The Olenti (Өлеңті; Оленти) is a river in the Akmola, Karaganda and Pavlodar regions, Kazakhstan. It is 273 km long and has a catchment area of 4320 km2.

The Olenti belongs to the Irtysh basin. The name of the river originated in the Kazakh word for sedge. There are petroglyphs on the right bank of the lower course of the river, 10 km south-west of Tai village, part of the Ekibastuz City Administration.
| Sample of the Olenti Petroglyphs. |

== Course ==
The Olenti has its sources on the eastern slopes of the Yereymentau Mountains of the Kazakh Uplands. It heads roughly northeastwards, skirting the feet of the eastern slopes of the range and bending northwards after a stretch. It bends again northeastwards to the east of lake Teniz and continues in that direction for a long stretch. Shortly before reaching its mouth, the Olenti bends southeastwards and finally it reaches lake Auliekol, entering it from the western shore.

The Olenti flows within a narrow gorge, its width not surpassing 120 m, as it heads roughly northwards beneath the mountainous area.

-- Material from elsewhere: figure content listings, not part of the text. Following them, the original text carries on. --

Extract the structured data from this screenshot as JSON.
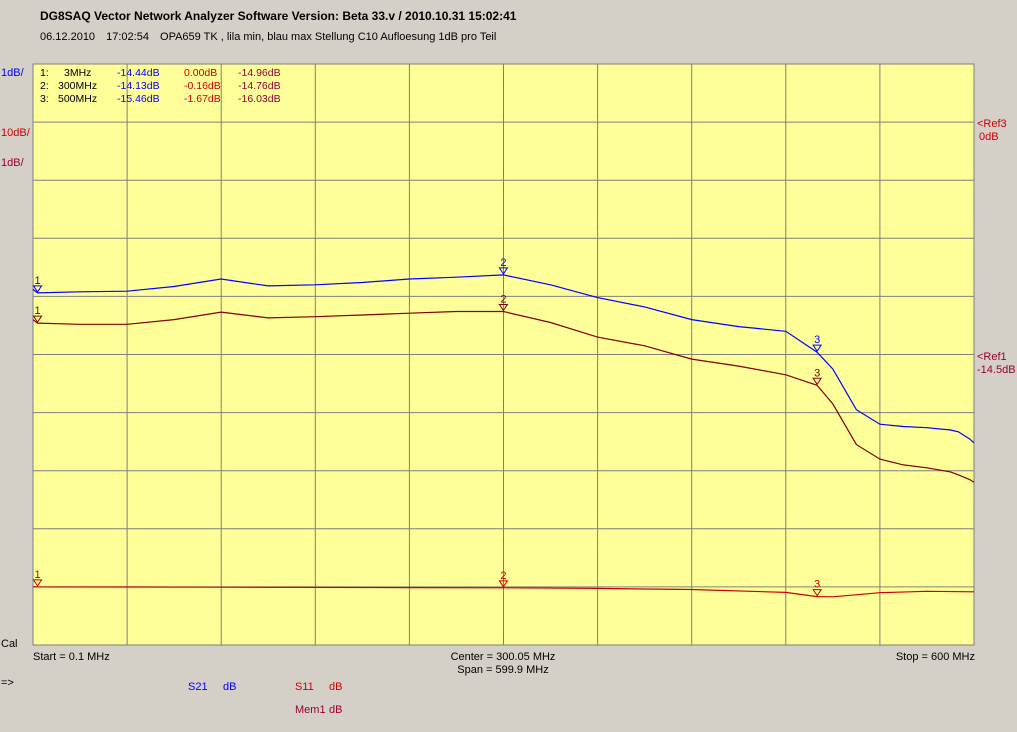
{
  "header": {
    "title": "DG8SAQ Vector Network Analyzer Software   Version:  Beta 33.v / 2010.10.31 15:02:41",
    "date": "06.12.2010",
    "time": "17:02:54",
    "comment": "OPA659 TK , lila min, blau max Stellung C10 Aufloesung 1dB pro Teil"
  },
  "left_scale": {
    "blue_scale": "1dB/",
    "red_scale": "10dB/",
    "plum_scale": "1dB/",
    "cal": "Cal"
  },
  "right_refs": {
    "red_ref": "<Ref3",
    "red_ref_value": "0dB",
    "plum_ref": "<Ref1",
    "plum_ref_value": "-14.5dB"
  },
  "marker_table": {
    "rows": [
      {
        "idx": "1:",
        "freq": "3MHz",
        "s21": "-14.44dB",
        "s11": "0.00dB",
        "mem": "-14.96dB"
      },
      {
        "idx": "2:",
        "freq": "300MHz",
        "s21": "-14.13dB",
        "s11": "-0.16dB",
        "mem": "-14.76dB"
      },
      {
        "idx": "3:",
        "freq": "500MHz",
        "s21": "-15.46dB",
        "s11": "-1.67dB",
        "mem": "-16.03dB"
      }
    ]
  },
  "bottom": {
    "start": "Start = 0.1 MHz",
    "center": "Center = 300.05 MHz",
    "span": "Span = 599.9 MHz",
    "stop": "Stop = 600 MHz",
    "arrow": "=>"
  },
  "legend": {
    "s21": "S21",
    "s21_unit": "dB",
    "s11": "S11",
    "s11_unit": "dB",
    "mem": "Mem1",
    "mem_unit": "dB"
  },
  "colors": {
    "plot_bg": "#ffff99",
    "grid": "#7f7f7f",
    "s21": "#0000ff",
    "s11": "#cc0000",
    "mem": "#800000",
    "app_bg": "#d4d0c8"
  },
  "chart_data": {
    "type": "line",
    "xlabel": "",
    "ylabel": "",
    "xlim": [
      0.1,
      600
    ],
    "grid": true,
    "markers": [
      {
        "label": "1",
        "x": 3
      },
      {
        "label": "2",
        "x": 300
      },
      {
        "label": "3",
        "x": 500
      }
    ],
    "series": [
      {
        "name": "S21",
        "unit": "dB",
        "scale_per_div": 1,
        "ref_db": -14.5,
        "ylim": [
          -20.5,
          -10.5
        ],
        "x": [
          0.1,
          3,
          30,
          60,
          90,
          120,
          150,
          180,
          210,
          240,
          270,
          300,
          330,
          360,
          390,
          420,
          450,
          480,
          500,
          510,
          525,
          540,
          555,
          570,
          585,
          590,
          597,
          600
        ],
        "values": [
          -14.38,
          -14.44,
          -14.42,
          -14.41,
          -14.33,
          -14.2,
          -14.32,
          -14.3,
          -14.26,
          -14.2,
          -14.17,
          -14.13,
          -14.3,
          -14.52,
          -14.68,
          -14.9,
          -15.02,
          -15.1,
          -15.46,
          -15.75,
          -16.45,
          -16.7,
          -16.74,
          -16.76,
          -16.8,
          -16.83,
          -16.95,
          -17.02
        ]
      },
      {
        "name": "S11",
        "unit": "dB",
        "scale_per_div": 10,
        "ref_db": 0,
        "ylim": [
          -10,
          90
        ],
        "x": [
          0.1,
          3,
          60,
          120,
          180,
          240,
          300,
          360,
          420,
          480,
          500,
          510,
          540,
          570,
          600
        ],
        "values": [
          0.03,
          0.0,
          -0.02,
          -0.05,
          -0.09,
          -0.12,
          -0.16,
          -0.25,
          -0.45,
          -0.95,
          -1.67,
          -1.7,
          -1.0,
          -0.75,
          -0.85
        ]
      },
      {
        "name": "Mem1",
        "unit": "dB",
        "scale_per_div": 1,
        "ref_db": -14.5,
        "ylim": [
          -20.5,
          -10.5
        ],
        "x": [
          0.1,
          3,
          30,
          60,
          90,
          120,
          150,
          180,
          210,
          240,
          270,
          300,
          330,
          360,
          390,
          420,
          450,
          480,
          500,
          510,
          525,
          540,
          555,
          570,
          585,
          590,
          597,
          600
        ],
        "values": [
          -14.9,
          -14.96,
          -14.98,
          -14.98,
          -14.9,
          -14.77,
          -14.87,
          -14.85,
          -14.82,
          -14.79,
          -14.76,
          -14.76,
          -14.95,
          -15.2,
          -15.35,
          -15.58,
          -15.7,
          -15.85,
          -16.03,
          -16.35,
          -17.05,
          -17.3,
          -17.4,
          -17.45,
          -17.52,
          -17.57,
          -17.65,
          -17.7
        ]
      }
    ]
  }
}
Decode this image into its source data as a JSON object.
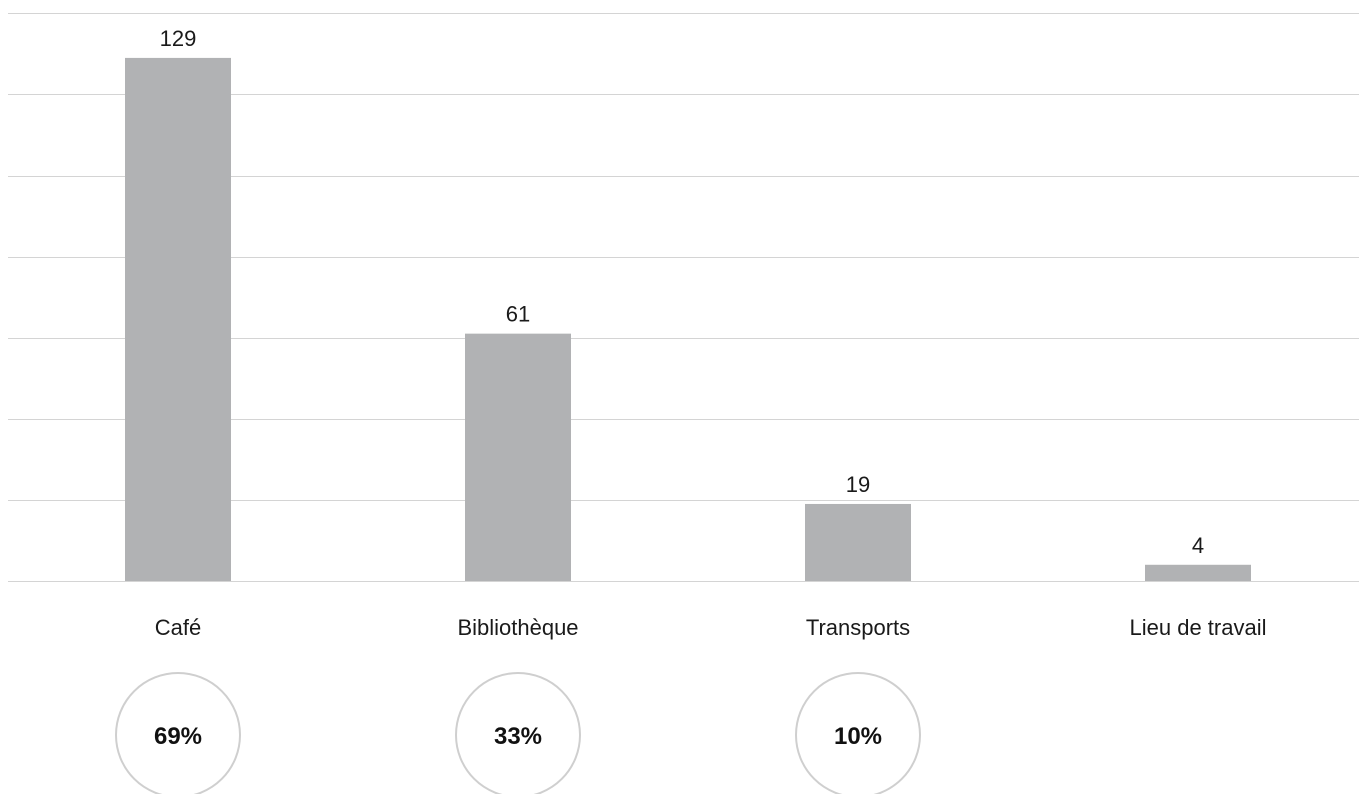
{
  "chart_data": {
    "type": "bar",
    "title": "",
    "xlabel": "",
    "ylabel": "",
    "categories": [
      "Café",
      "Bibliothèque",
      "Transports",
      "Lieu de travail"
    ],
    "values": [
      129,
      61,
      19,
      4
    ],
    "value_labels": [
      "129",
      "61",
      "19",
      "4"
    ],
    "percentages": [
      "69%",
      "33%",
      "10%",
      ""
    ],
    "ylim": [
      0,
      140
    ],
    "gridline_step": 20,
    "grid": true,
    "legend": "none",
    "colors": {
      "bar": "#b1b2b4",
      "grid": "#d4d4d4",
      "circle_stroke": "#cfcfcf"
    }
  }
}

After descending into the floodplain, the valley widens reaching 1 km to 1.5 km. The river is fed mainly by snow and groundwater. Its water is fresh and is used for domestic purposes and agricultural field irrigation of the settlements near its banks.

==Fauna==
The main fish species in the Olenti include pike, crucian carp, perch, roach and tench.